P. – Passados todos estes anos, continua a sentir prazer em tocar ao vivo?
R. – Sim, especialmente nesta digressão, em que os processos utilizados são diferentes. Não vai ser como em digressões anteriores, em que fazia versões rock dos álbuns. Tinha já tudo escrito, como se fosse uma peça orquestral, os músicos vão cingir-se às respectivas partituras. Os actuais concertos soam bastante aos álbuns, embora num contexto “ao vivo”, com várias partes separadas que se complementam e que exigem uma grande concentração, de modo a conseguir-se a ordem correcta.

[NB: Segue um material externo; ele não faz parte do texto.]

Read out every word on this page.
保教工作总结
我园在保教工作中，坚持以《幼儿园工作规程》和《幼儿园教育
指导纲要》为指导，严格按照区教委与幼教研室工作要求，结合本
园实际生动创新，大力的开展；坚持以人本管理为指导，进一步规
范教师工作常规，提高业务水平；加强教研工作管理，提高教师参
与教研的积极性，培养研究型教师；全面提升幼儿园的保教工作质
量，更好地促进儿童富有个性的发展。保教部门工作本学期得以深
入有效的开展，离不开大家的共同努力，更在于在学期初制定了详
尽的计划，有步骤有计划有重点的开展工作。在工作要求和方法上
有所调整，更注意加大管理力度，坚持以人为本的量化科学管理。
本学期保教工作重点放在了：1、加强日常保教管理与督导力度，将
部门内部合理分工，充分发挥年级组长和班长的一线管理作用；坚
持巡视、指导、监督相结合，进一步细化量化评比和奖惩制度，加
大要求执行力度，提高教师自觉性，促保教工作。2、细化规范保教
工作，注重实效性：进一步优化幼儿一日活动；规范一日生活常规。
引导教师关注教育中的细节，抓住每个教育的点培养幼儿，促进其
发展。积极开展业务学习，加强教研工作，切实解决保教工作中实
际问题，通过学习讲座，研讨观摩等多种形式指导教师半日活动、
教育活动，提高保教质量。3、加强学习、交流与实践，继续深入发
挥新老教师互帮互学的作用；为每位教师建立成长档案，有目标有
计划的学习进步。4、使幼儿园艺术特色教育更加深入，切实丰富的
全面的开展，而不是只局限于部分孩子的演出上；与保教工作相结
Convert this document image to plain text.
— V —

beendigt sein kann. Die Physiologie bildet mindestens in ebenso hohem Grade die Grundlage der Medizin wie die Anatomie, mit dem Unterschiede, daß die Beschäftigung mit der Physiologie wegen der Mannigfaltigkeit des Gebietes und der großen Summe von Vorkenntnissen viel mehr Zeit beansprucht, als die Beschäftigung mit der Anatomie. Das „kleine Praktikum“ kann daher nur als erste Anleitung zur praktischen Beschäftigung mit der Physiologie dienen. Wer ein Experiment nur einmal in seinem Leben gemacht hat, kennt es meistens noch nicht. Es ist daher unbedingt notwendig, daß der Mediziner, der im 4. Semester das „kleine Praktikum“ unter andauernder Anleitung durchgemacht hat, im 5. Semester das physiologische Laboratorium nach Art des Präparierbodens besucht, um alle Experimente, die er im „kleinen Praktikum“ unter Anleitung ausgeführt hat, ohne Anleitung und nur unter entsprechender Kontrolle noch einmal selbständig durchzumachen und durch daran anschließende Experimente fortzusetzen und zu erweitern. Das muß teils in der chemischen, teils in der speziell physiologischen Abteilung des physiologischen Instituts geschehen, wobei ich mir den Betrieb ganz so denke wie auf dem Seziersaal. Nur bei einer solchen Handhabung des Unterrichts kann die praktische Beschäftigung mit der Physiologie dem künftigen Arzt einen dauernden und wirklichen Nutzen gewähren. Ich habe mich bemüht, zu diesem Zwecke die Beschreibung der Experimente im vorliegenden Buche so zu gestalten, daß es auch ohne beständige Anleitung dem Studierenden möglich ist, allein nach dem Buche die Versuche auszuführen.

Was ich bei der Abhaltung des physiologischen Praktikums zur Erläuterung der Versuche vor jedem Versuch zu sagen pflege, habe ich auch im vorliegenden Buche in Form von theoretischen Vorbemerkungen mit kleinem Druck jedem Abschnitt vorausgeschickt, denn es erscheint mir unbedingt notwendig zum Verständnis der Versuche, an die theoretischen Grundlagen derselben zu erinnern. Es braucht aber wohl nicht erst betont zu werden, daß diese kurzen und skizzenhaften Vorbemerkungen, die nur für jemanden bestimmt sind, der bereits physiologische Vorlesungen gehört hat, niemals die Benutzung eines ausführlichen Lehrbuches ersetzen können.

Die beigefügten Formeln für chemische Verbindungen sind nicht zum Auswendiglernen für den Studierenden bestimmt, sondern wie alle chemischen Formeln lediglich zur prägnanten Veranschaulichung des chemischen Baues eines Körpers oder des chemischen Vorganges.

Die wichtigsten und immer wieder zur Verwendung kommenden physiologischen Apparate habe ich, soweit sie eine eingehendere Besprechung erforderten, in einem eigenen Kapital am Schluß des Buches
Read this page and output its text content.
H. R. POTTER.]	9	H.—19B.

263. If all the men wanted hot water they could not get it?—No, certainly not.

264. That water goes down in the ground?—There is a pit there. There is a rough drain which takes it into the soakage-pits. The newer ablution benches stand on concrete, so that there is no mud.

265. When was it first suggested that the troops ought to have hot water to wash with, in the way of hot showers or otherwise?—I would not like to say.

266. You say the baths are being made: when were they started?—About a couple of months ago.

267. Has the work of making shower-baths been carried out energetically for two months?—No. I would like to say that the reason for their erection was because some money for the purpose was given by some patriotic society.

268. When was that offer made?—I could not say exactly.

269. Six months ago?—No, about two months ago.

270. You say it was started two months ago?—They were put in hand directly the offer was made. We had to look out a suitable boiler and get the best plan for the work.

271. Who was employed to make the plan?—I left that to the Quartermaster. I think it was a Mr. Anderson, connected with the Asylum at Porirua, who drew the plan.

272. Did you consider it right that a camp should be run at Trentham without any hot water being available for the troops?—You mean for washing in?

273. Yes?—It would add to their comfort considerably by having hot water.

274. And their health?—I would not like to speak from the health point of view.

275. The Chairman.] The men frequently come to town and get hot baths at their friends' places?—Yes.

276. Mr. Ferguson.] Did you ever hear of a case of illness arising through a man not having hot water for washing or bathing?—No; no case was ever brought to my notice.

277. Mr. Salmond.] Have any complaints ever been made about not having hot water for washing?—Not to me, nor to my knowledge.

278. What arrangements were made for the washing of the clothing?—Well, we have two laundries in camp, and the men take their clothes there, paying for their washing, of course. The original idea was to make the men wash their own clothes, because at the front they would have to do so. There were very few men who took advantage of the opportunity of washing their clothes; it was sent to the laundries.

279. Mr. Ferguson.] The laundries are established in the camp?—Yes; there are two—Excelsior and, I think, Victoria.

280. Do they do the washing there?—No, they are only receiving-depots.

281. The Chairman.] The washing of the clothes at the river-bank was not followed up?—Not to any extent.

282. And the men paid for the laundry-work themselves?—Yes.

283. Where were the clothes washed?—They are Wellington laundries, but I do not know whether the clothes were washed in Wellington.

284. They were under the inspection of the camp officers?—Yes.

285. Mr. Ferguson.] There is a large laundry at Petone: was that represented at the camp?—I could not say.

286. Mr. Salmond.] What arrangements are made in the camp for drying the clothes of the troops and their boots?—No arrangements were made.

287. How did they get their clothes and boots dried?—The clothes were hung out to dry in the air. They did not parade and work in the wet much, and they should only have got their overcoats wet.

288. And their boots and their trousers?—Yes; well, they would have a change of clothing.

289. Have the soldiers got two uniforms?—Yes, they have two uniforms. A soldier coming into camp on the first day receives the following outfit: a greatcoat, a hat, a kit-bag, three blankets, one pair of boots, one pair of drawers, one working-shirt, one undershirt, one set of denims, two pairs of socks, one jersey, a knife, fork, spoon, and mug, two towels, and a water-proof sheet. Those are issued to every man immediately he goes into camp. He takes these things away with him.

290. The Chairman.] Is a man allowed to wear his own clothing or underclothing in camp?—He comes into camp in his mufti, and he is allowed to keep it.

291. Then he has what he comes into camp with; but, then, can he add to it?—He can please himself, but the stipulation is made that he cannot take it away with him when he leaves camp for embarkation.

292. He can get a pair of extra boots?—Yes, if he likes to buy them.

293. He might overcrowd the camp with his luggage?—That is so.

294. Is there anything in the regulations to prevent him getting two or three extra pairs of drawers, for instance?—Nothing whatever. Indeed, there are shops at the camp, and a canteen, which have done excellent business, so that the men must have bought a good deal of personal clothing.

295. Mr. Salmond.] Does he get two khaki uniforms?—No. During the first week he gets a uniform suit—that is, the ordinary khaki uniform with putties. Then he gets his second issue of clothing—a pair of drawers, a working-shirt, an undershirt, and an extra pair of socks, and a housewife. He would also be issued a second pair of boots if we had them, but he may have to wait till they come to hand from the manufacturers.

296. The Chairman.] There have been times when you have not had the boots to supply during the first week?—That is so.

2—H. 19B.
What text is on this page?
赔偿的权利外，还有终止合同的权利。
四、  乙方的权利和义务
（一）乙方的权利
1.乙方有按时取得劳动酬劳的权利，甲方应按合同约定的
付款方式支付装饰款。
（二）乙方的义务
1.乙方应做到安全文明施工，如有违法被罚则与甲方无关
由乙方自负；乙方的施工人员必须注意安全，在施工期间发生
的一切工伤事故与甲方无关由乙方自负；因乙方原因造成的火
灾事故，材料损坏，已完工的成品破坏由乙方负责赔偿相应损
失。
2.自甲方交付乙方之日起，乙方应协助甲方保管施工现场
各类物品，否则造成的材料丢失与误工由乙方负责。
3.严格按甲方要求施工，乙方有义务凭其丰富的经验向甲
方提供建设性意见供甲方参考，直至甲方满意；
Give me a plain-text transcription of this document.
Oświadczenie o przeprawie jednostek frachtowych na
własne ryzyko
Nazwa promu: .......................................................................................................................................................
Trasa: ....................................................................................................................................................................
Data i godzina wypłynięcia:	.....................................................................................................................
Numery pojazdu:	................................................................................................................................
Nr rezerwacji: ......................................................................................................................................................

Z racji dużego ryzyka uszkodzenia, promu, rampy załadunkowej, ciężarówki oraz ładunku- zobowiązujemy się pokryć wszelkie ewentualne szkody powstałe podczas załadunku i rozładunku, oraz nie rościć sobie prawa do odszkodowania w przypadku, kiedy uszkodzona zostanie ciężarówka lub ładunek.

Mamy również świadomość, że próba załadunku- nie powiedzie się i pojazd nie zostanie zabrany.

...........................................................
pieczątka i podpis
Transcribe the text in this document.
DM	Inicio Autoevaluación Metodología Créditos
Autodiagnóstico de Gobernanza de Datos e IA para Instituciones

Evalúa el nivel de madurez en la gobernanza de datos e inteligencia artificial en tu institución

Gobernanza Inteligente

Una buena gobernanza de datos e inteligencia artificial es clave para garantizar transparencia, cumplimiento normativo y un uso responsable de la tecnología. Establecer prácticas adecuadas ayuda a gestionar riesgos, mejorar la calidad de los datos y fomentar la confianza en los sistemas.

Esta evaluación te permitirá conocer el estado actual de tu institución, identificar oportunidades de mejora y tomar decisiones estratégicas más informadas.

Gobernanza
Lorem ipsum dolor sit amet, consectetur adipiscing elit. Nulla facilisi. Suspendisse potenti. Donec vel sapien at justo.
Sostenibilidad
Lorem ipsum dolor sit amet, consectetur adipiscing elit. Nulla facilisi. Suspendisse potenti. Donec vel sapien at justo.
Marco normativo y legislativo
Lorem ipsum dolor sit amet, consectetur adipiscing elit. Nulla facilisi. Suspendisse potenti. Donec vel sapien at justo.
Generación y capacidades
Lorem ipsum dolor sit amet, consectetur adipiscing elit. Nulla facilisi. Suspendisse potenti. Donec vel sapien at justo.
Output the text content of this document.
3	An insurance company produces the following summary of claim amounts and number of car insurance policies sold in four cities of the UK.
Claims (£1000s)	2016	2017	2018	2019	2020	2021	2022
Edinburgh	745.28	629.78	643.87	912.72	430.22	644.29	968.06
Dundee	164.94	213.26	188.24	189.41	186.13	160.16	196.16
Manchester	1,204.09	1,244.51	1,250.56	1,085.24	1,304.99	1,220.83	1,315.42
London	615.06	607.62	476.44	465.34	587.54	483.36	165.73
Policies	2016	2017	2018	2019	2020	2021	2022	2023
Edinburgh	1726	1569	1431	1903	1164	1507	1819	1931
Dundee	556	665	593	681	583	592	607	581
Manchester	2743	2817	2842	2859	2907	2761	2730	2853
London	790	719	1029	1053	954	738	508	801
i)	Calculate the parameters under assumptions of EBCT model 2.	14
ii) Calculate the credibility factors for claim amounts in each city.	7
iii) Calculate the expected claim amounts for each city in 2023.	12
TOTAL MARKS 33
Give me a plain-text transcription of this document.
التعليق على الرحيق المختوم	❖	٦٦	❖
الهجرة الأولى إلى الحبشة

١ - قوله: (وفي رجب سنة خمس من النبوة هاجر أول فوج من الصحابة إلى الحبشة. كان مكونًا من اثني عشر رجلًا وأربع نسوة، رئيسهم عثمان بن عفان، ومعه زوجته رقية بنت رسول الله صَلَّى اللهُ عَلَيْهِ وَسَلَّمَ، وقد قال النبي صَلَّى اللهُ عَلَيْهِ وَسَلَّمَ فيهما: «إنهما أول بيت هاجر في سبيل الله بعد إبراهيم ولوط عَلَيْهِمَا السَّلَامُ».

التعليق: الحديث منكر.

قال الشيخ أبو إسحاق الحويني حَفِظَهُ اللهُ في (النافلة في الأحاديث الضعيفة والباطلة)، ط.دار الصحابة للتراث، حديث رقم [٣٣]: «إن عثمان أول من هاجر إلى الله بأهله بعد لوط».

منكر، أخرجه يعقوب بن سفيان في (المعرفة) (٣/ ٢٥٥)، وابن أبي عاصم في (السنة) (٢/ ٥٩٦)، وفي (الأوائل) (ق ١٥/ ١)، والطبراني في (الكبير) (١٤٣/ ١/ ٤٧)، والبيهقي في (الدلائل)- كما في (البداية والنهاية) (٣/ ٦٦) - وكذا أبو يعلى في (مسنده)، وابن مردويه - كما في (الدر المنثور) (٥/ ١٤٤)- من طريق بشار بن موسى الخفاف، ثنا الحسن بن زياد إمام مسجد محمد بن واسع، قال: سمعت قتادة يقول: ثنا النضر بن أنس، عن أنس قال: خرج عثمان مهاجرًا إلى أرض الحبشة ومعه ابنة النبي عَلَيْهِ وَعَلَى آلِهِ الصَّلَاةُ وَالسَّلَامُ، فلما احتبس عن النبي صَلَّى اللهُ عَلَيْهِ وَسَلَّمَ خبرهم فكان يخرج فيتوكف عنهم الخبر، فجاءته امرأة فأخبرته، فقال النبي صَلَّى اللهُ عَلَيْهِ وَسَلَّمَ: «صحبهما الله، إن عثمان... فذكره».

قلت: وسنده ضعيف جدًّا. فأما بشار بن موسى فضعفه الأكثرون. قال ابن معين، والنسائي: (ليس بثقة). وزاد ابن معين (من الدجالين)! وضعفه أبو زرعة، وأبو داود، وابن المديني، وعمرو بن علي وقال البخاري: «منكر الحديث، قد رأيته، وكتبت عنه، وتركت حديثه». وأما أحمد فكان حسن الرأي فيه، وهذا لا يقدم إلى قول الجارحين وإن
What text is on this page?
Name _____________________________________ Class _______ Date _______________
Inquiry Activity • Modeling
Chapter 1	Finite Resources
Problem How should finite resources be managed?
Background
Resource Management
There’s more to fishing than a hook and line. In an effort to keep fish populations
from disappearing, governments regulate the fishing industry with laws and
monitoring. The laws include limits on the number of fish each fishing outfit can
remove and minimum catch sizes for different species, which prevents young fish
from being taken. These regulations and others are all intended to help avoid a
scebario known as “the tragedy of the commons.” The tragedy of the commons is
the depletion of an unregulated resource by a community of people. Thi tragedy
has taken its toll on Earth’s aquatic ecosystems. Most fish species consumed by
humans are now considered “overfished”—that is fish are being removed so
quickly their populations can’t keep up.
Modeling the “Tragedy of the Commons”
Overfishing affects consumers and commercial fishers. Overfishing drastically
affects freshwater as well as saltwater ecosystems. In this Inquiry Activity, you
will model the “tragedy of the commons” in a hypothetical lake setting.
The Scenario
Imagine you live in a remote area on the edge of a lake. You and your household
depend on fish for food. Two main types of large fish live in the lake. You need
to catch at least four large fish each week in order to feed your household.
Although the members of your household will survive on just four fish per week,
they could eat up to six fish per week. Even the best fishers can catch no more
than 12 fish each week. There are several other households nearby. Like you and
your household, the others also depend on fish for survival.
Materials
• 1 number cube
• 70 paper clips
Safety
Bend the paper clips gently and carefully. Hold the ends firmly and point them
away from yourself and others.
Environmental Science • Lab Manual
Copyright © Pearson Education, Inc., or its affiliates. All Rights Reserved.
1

Têm a duração de uma hora e meia, o que, nos dias que correm, pode parecer um pouco curto. Não se trata de preguiça, mas sim da tal concentração.
P. – Vão ser tocados temas novos ou só os arranjos é que variam?
R. – Novos arranjos. Vou tocar um pouco de “Tubular Bells II”, um pouco de flamenco, que adoro…
P. – Sempre mostrou interesse pela música tradicional, nomeadamente de inspiração celta… Tocou recentemente num clube de música tradicional na Galiza…
R. – É verdade. A minha namorada é galega e fomos visitar os pais dela. Conheci o grupo Luar na Lubre e tocámos juntos nesse clube. Adoro música celta.
P. – Continua a viver no campo?
R. – Sim, em Inglaterra, algumas vezes.
P. – Tem medo da cidade?
R. – Tenho uma casa em Los Angeles que é uma das maiores cidades dos Estados Unidos, só que fica um pouco à margem, no alto de um monte. Gosto de me sentir próximo da cidade, mas não no meio dela.
P. – Descontando “Tubular Bells II”, pensa regressar ao estilo e à complexidade de um álbum como “Amarok”, por sinal excelente?
R. – Complexo, sim, mas feito de forma muito espontânea. Costumava levantar-me de manhã e pensar em algo, uma técnica de composição que resultou bem. Há nesse disco secções maravilhosas, mas, na generalidade, é um disco em que existe raiva, um disco negativo. Não estou a dizer que seja mau…
P. – Sabe-se que costuma ser sensível a estes aspectos negativos, mas o curioso é que se desprende da sua música uma sensação de harmonia. Usa a música como terapia?
R. – Sim, é uma espécie de terapia. Nos primeiros tempos, a música era algo que me fazia sentir feliz e seguro, mas se se reparasse bem, não era uma máusica feliz, embora possa dizer que era uma música positiva.
P. – Define-se primeiro que tudo como um guitarrista?
R. – Absolutamente. Quando vir o concerto reparará que me concentro muito na guitarra. Vou tocar vários tipos de guitarra: espanhola, clássica, eléctrica…
P. – E guitarra portuguesa?
R. – O quê? Nunca vi uma guitarra portuguesa, o que é isso?
P. – Não sabe o que é?
R. – Não, mas vou tentar investigar, manter os ouvidos abertos para ela.